GABF categories
This year there will be 89 medal categories at the Great American Beer Festival.

In 1987, the annual Great American Beer Festival (GABF) introduced something new: medaled categories. There would be 12 in all, with a panel of judges awarding three medals in each: gold, silver and bronze, just like the Olympics. The GABF, which convenes for the 33rd time this week in Denver, would also keep its Consumer Preference Poll, a popularity contest dating from the festival’s 1982 launch; though that would be jettisoned after 1989.

Meanwhile, the medaled categories would continue to balloon. The original dozen in 1987 included broad verticals, such as “Ales” (Sierra Nevada’s Bigfoot Barley Wine Style Ale won the gold that year), “Continental Pilsners” (gold medal to Samuel Adams Boston Lager), and “Porters” (Summit Brewing’s Great Northern Porter took top honors).
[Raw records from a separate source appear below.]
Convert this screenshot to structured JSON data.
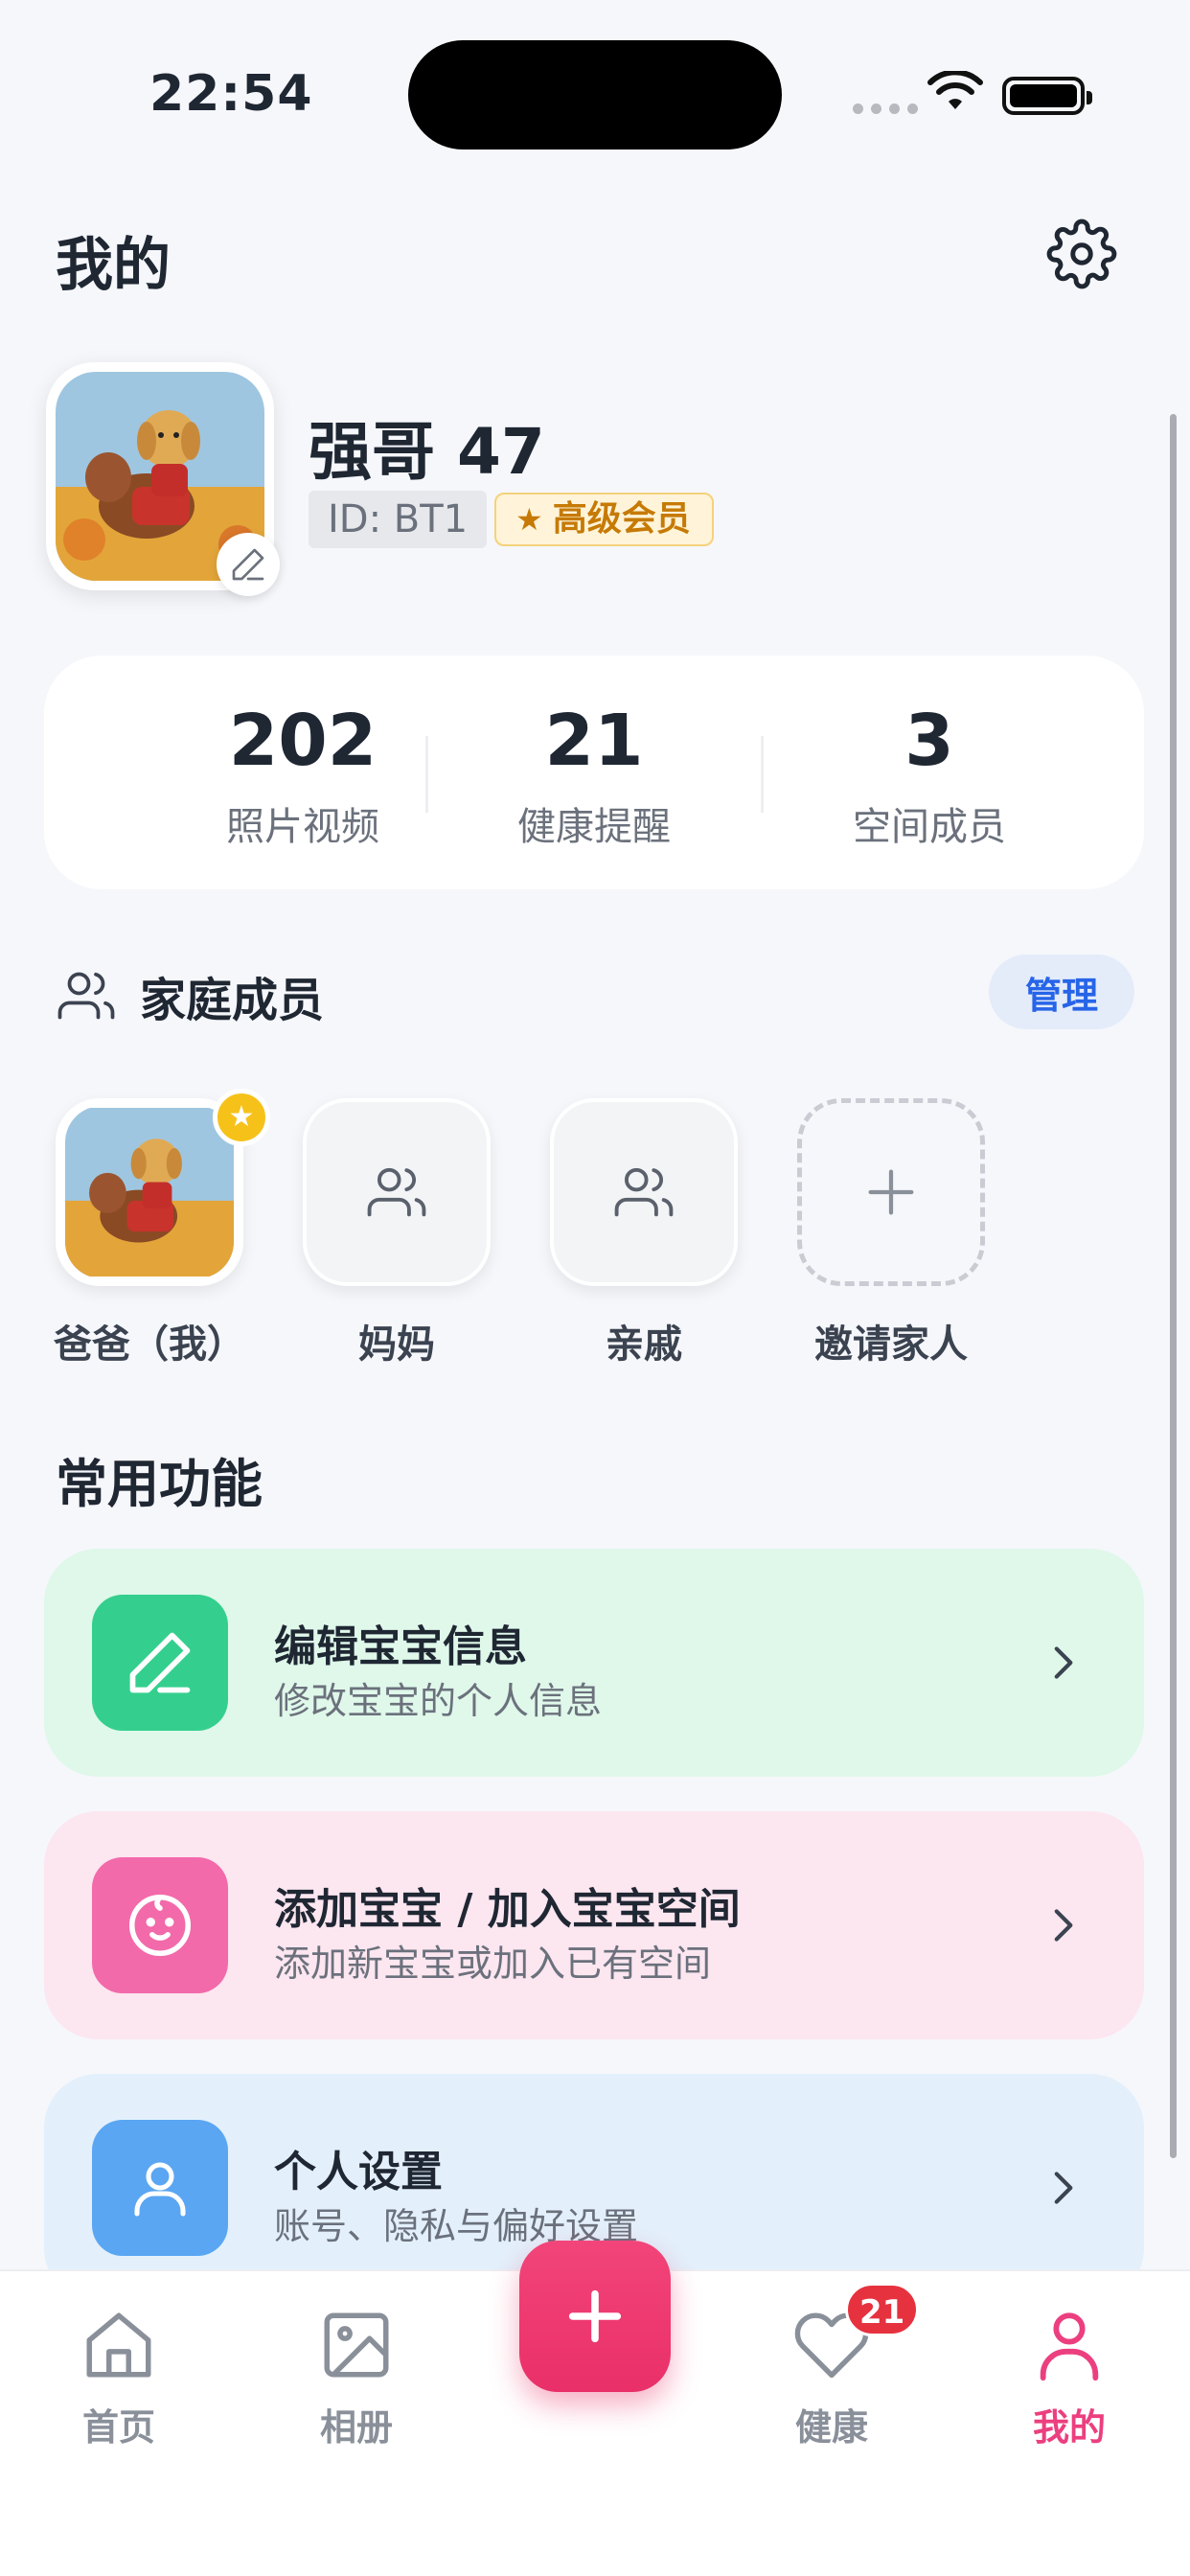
{
  "status_bar": {
    "time": "22:54"
  },
  "header": {
    "title": "我的"
  },
  "profile": {
    "name": "强哥 47",
    "id_label": "ID: BT1",
    "vip_label": "高级会员"
  },
  "stats": [
    {
      "value": "202",
      "label": "照片视频"
    },
    {
      "value": "21",
      "label": "健康提醒"
    },
    {
      "value": "3",
      "label": "空间成员"
    }
  ],
  "family": {
    "title": "家庭成员",
    "manage_label": "管理",
    "members": [
      {
        "name": "爸爸（我）",
        "icon": "avatar-photo"
      },
      {
        "name": "妈妈",
        "icon": "users-icon"
      },
      {
        "name": "亲戚",
        "icon": "users-icon"
      },
      {
        "name": "邀请家人",
        "icon": "plus-icon"
      }
    ]
  },
  "functions": {
    "title": "常用功能",
    "items": [
      {
        "title": "编辑宝宝信息",
        "subtitle": "修改宝宝的个人信息",
        "icon": "pencil-icon",
        "color": "#34cf8e",
        "bg": "#dff8ea"
      },
      {
        "title": "添加宝宝 / 加入宝宝空间",
        "subtitle": "添加新宝宝或加入已有空间",
        "icon": "baby-face-icon",
        "color": "#f26aaa",
        "bg": "#fce6f0"
      },
      {
        "title": "个人设置",
        "subtitle": "账号、隐私与偏好设置",
        "icon": "user-icon",
        "color": "#5aa6f2",
        "bg": "#e3f0fb"
      }
    ]
  },
  "tabbar": {
    "tabs": [
      {
        "label": "首页",
        "icon": "home-icon"
      },
      {
        "label": "相册",
        "icon": "image-icon"
      },
      {
        "label": "健康",
        "icon": "heart-icon",
        "badge": "21"
      },
      {
        "label": "我的",
        "icon": "person-icon",
        "active": true
      }
    ],
    "accent": "#ec3f7f"
  }
}
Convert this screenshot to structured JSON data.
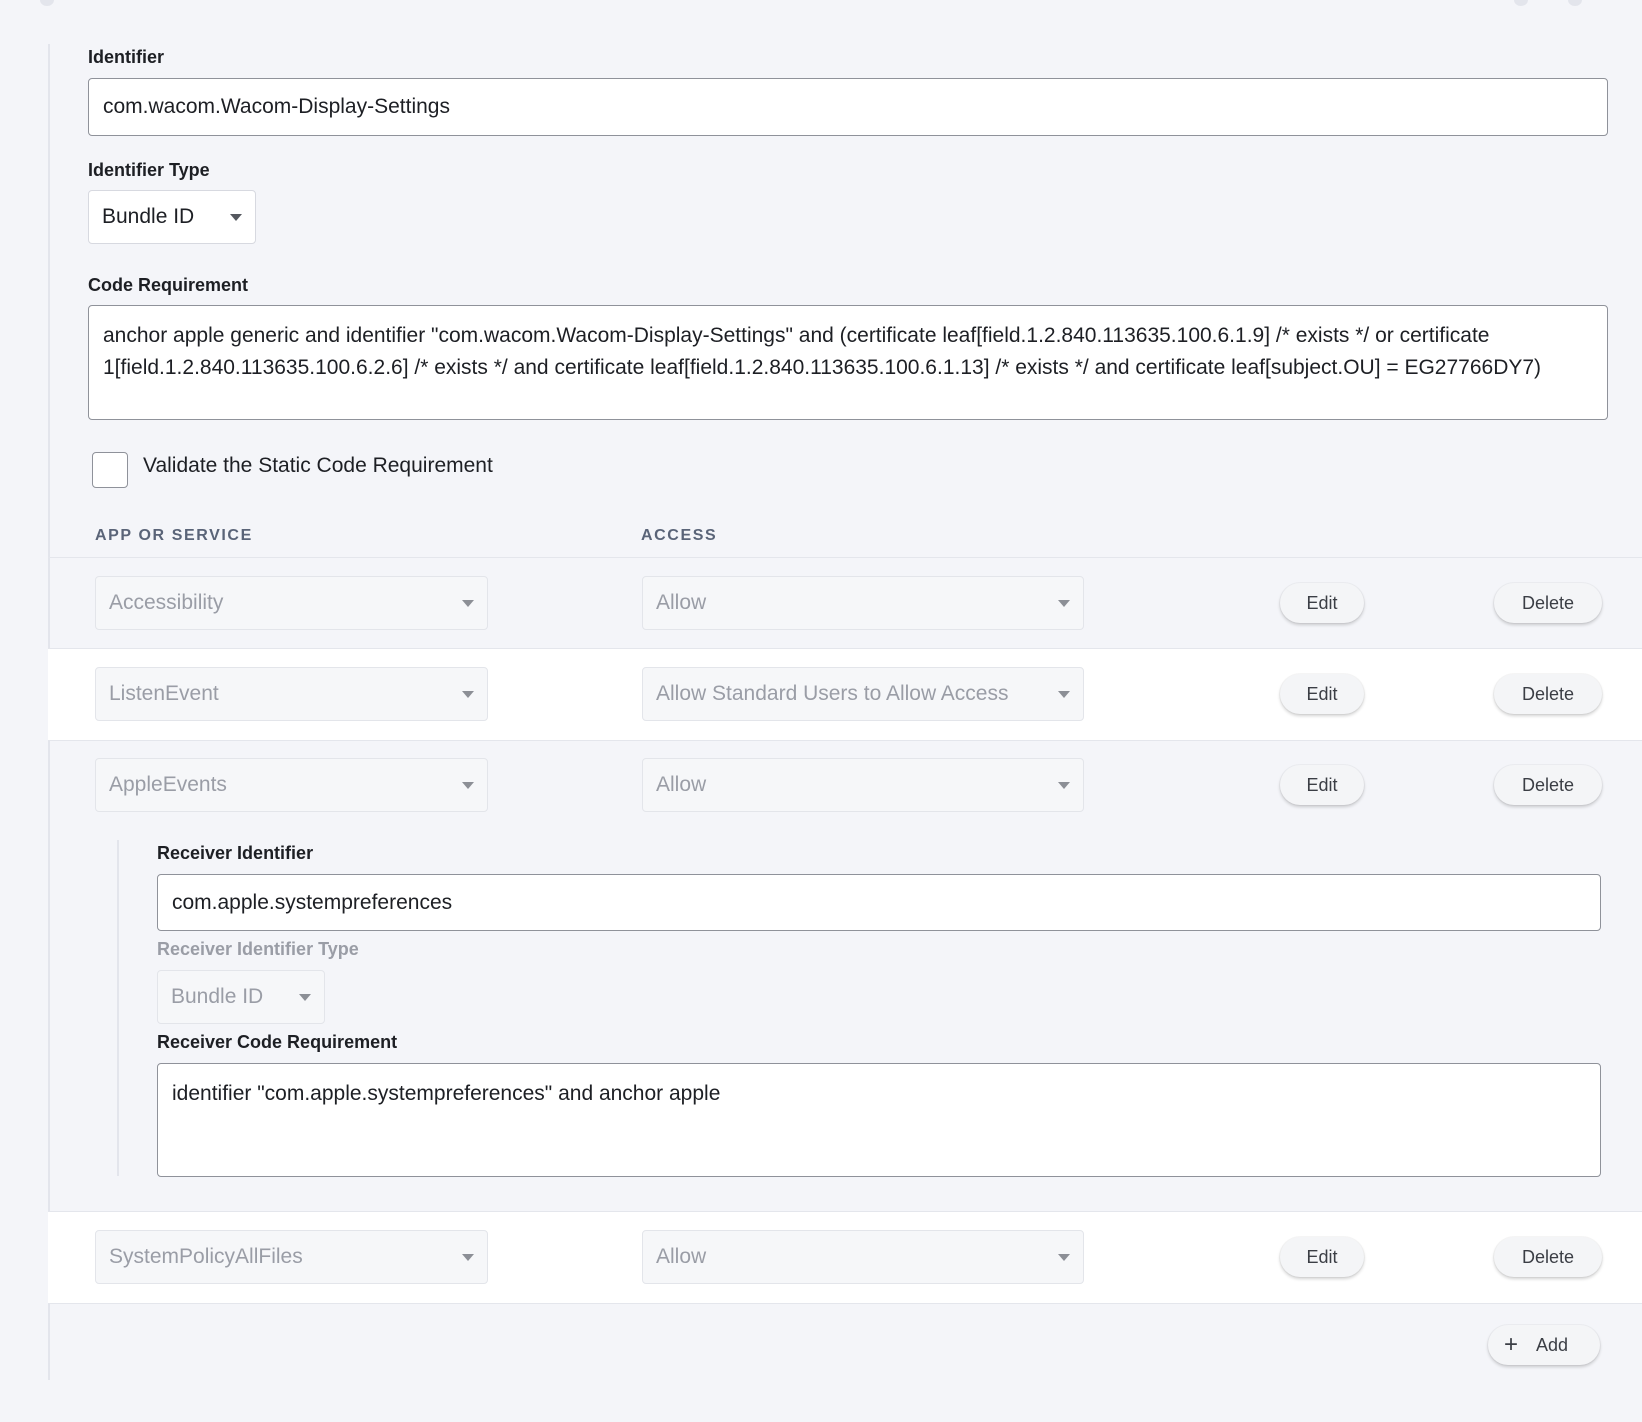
{
  "identifier": {
    "label": "Identifier",
    "value": "com.wacom.Wacom-Display-Settings"
  },
  "identifier_type": {
    "label": "Identifier Type",
    "value": "Bundle ID"
  },
  "code_requirement": {
    "label": "Code Requirement",
    "value": "anchor apple generic and identifier \"com.wacom.Wacom-Display-Settings\" and (certificate leaf[field.1.2.840.113635.100.6.1.9] /* exists */ or certificate 1[field.1.2.840.113635.100.6.2.6] /* exists */ and certificate leaf[field.1.2.840.113635.100.6.1.13] /* exists */ and certificate leaf[subject.OU] = EG27766DY7)"
  },
  "validate_checkbox": {
    "label": "Validate the Static Code Requirement",
    "checked": false
  },
  "table": {
    "headers": {
      "app_or_service": "APP OR SERVICE",
      "access": "ACCESS"
    },
    "edit_label": "Edit",
    "delete_label": "Delete",
    "rows": [
      {
        "service": "Accessibility",
        "access": "Allow"
      },
      {
        "service": "ListenEvent",
        "access": "Allow Standard Users to Allow Access"
      },
      {
        "service": "AppleEvents",
        "access": "Allow"
      },
      {
        "service": "SystemPolicyAllFiles",
        "access": "Allow"
      }
    ]
  },
  "apple_events_detail": {
    "receiver_identifier_label": "Receiver Identifier",
    "receiver_identifier_value": "com.apple.systempreferences",
    "receiver_identifier_type_label": "Receiver Identifier Type",
    "receiver_identifier_type_value": "Bundle ID",
    "receiver_code_requirement_label": "Receiver Code Requirement",
    "receiver_code_requirement_value": "identifier \"com.apple.systempreferences\" and anchor apple"
  },
  "add_button": {
    "icon": "plus-icon",
    "label": "Add"
  }
}
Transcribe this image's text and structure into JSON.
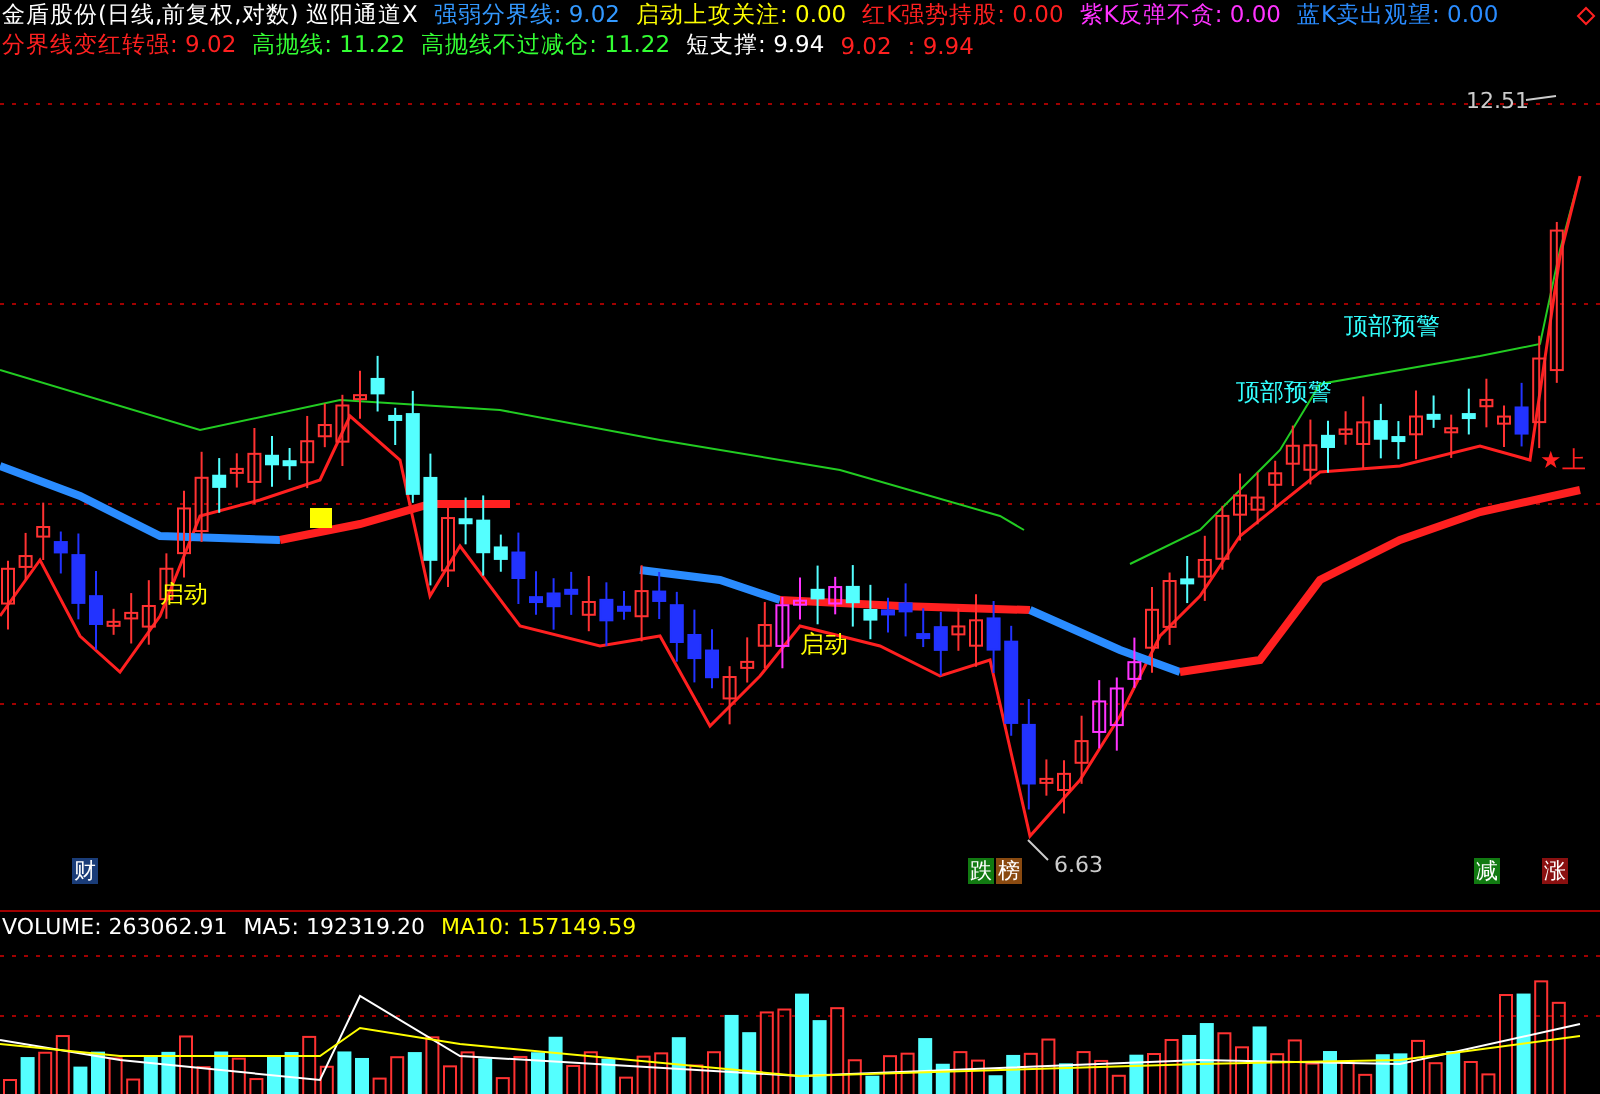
{
  "title": "金盾股份(日线,前复权,对数) 巡阳通道X",
  "header_line_1": [
    {
      "text": "强弱分界线: 9.02",
      "color": "#3399ff"
    },
    {
      "text": "启动上攻关注: 0.00",
      "color": "#ffff00"
    },
    {
      "text": "红K强势持股: 0.00",
      "color": "#ff2020"
    },
    {
      "text": "紫K反弹不贪: 0.00",
      "color": "#ff33ff"
    },
    {
      "text": "蓝K卖出观望: 0.00",
      "color": "#2a8cff"
    }
  ],
  "header_line_2": [
    {
      "text": "分界线变红转强: 9.02",
      "color": "#ff2020"
    },
    {
      "text": "高抛线: 11.22",
      "color": "#33ff33"
    },
    {
      "text": "高抛线不过减仓: 11.22",
      "color": "#33ff33"
    },
    {
      "text": "短支撑: 9.94",
      "color": "#ffffff"
    },
    {
      "text": "9.02",
      "color": "#ff2020"
    },
    {
      "text": ": 9.94",
      "color": "#ff2020"
    }
  ],
  "annotations": [
    {
      "kind": "price",
      "text": "12.51"
    },
    {
      "kind": "price",
      "text": "6.63"
    },
    {
      "kind": "signal",
      "text": "启动",
      "color": "#ffff00"
    },
    {
      "kind": "signal",
      "text": "启动",
      "color": "#ffff00"
    },
    {
      "kind": "signal",
      "text": "顶部预警",
      "color": "#33ffff"
    },
    {
      "kind": "signal",
      "text": "顶部预警",
      "color": "#33ffff"
    },
    {
      "kind": "star",
      "text": "★上",
      "color": "#ff2020"
    }
  ],
  "event_badges": [
    {
      "text": "财",
      "color": "#1a3c78"
    },
    {
      "text": "跌",
      "color": "#117a11"
    },
    {
      "text": "榜",
      "color": "#8a4a10"
    },
    {
      "text": "减",
      "color": "#117a11"
    },
    {
      "text": "涨",
      "color": "#8a1010"
    }
  ],
  "volume_header": [
    {
      "text": "VOLUME: 263062.91",
      "color": "#ffffff"
    },
    {
      "text": "MA5: 192319.20",
      "color": "#ffffff"
    },
    {
      "text": "MA10: 157149.59",
      "color": "#ffff00"
    }
  ]
}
In 1988, the number of GABF categories rose to 17 with the additions of more nuanced verticals. Anheuser-Busch’s Michelob Dark took home the gold in the new “American Premium Dark Pilsners” category; “European Darks” debuted as well, with the Middleton, WI-based Capital Brewing Co. winning for its Gartenbrau Dark.

Seventeen categories would seem quaintly insufficient within a few years. In 1994, the number had doubled; in 2006, 10 years after their introduction, there were 70 categories. The parameters, too, had become exactingly exact: “Wood- and Barrel-aged Beer” was not to be confused with “Wood- and Barrel-aged Strong Beer,” for instance; “Experimental Beer” covered a catchall gambit of offerings, with a gluten-free beer called New Grist, from Milwaukee’s Lakefront Brewery, winning the 2006 gold.

This year there will be a dizzying 89 categories, according to the Brewers Association, the trade group behind the nation’s biggest beer festival.

Have 77 more beer styles been developed, discovered, resurrected, etc., since the original 12 categories in 1987? Not likely. Rather, the evolution of beer in the United States, and the understanding of it as well, has led to the exponential growth in GABF categories. Simply put, there are a lot more breweries with a lot more style interpretations now than there were a generation ago; and the festival has to keep up.

Take that perennial consumer favorite, India pale ale. The GABF first introduced an “India pale ale” category in 1989. Rubicon Brewing Co.’s Rubicon India Pale Ale, out of Sacramento, took gold; Anchor Brewing Co.’s monumentally influential Liberty Ale got the silver; GABF judges did not award a bronze. There were not that many American-made IPAs.

Throughout the 1990s, however, the IPA grew in popularity in the United States, among brewers and consumers, to the point where it became the best-selling craft beer variety after seasonals (and some years trumps even those), a bitterer hallmark of what makes American beer stylistically distinct.

In 2000, then, the GABF split the IPA category in two: “American-style India Pale Ale” vs. the more traditional (re: less bitter) “English-style India Pale Ale.” This accommodated not only the sales growth, but the rise in the number of breweries that made IPAs, often as their signature offering.

Three years later, in 2003, the festival introduced the “Imperial or Double India Pale Ale” category to cover the style’s super-bitter iterations. Finally, to cast an even wider umbrella as triple and quadruple IPAs emerged, the GABF shed the “or Double” bit in 2009 in favor of simply “Imperial India Pale Ale.”

Stronger IPAs had been around since at least the mid-1990s (the Blind Pig Inaugural Ale, introduced by the old Blind Pig Brewpub in Southern California in 1994, is considered the first double IPA in the U.S.) It took a while for the GABF to catch up; but it did.